Member of Telangana Legislative Assembly
- In office 4 June 2024
- Preceded by: G. Lasya Nanditha
- Constituency: Secunderabad Cantonment

Personal details
- Born: 8 August 1978 (age 48) Hyderabad, Telangana, India
- Party: Indian National Congress
- Other political affiliations: BJP, BRS
- Spouse: Varsha
- Children: Mukul
- Parent: M. Narayanan

= Sri Ganesh (politician) =

Indian politician

Narayanan Sri Ganesh is an Indian politician from the state of Telangana. He was elected to the Telangana Legislative Assembly from Secunderabad Cantonment in 2024 by election as a member of the Indian National Congress.

==Political career==
Sri Ganesh started his political career with Indian National Congress and later Joined in Bharatiya Janata Party before 2018 Telangana Legislative Assembly Election and unsuccessfully contested on BJP ticket and lost to TRS candidate G. Sayanna by a margin of 37,563 votes and later joined TRS. He switched to Bharatiya Janata Party before 2023 Telangana Legislative Assembly Election and contested as BJP candidate and lost to BRS candidate G. Lasya Nanditha by 17,169 votes.

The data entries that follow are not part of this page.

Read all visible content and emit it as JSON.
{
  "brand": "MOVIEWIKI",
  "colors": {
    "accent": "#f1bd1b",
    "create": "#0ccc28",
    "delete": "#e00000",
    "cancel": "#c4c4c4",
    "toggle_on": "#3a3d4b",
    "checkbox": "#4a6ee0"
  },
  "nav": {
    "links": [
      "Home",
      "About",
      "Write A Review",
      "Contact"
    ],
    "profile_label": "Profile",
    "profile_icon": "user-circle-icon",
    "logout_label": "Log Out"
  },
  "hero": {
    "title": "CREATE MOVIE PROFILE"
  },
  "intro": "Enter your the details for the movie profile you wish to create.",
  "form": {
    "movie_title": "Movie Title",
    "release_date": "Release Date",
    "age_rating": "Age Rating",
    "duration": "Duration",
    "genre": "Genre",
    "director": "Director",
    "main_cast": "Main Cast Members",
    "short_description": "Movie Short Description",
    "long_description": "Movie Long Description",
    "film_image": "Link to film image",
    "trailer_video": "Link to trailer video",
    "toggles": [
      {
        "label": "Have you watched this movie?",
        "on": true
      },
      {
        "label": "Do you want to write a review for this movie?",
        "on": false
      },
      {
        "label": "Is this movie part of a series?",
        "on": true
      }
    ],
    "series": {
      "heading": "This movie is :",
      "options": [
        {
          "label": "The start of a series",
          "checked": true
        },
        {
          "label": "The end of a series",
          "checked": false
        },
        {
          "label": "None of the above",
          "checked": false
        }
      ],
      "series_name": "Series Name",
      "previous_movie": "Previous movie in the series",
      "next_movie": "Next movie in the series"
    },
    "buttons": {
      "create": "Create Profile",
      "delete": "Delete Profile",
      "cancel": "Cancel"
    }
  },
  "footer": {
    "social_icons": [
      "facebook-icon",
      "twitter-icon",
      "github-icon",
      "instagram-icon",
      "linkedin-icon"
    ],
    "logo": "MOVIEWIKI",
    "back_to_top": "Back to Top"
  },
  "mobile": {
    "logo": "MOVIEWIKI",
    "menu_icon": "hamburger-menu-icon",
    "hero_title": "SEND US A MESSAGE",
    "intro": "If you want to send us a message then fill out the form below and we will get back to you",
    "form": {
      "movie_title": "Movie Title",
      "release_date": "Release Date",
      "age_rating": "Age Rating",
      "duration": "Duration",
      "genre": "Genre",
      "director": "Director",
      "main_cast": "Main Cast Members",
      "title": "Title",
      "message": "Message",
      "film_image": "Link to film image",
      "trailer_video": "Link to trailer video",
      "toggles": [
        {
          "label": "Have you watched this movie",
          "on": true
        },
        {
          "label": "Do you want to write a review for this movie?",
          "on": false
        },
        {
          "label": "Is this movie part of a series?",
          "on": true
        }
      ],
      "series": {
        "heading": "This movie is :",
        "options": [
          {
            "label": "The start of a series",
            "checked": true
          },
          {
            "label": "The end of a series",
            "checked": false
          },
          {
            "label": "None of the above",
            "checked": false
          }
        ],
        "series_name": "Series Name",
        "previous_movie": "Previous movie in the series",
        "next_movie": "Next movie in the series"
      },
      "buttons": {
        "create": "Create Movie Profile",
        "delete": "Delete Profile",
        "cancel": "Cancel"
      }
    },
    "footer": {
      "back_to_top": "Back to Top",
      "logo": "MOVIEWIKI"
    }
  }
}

The bypoll to the Secunderabad Cantonment Assembly constituency was held on 13 May 2024, necessitated due to the death of BRS MLA G. Lasya Nanditha in a road accident on 23 February 2024. Sri Ganesh switched from BJP to Congress on 19 March 2024 and secured the congress ticket and contested as INC candidate by defeating his nearest rival Dr.T.N. Vamsha Tilak of BJP with a margin of 13,206 votes. Sri Ganesh polled 53,651 votes, while Tilak secured 40,445 votes and Nivedita Sayanna of BRS finished third with 34,462 votes. Sri Ganesh is the only MLA in Telangana state assembly Belonging Tamil community.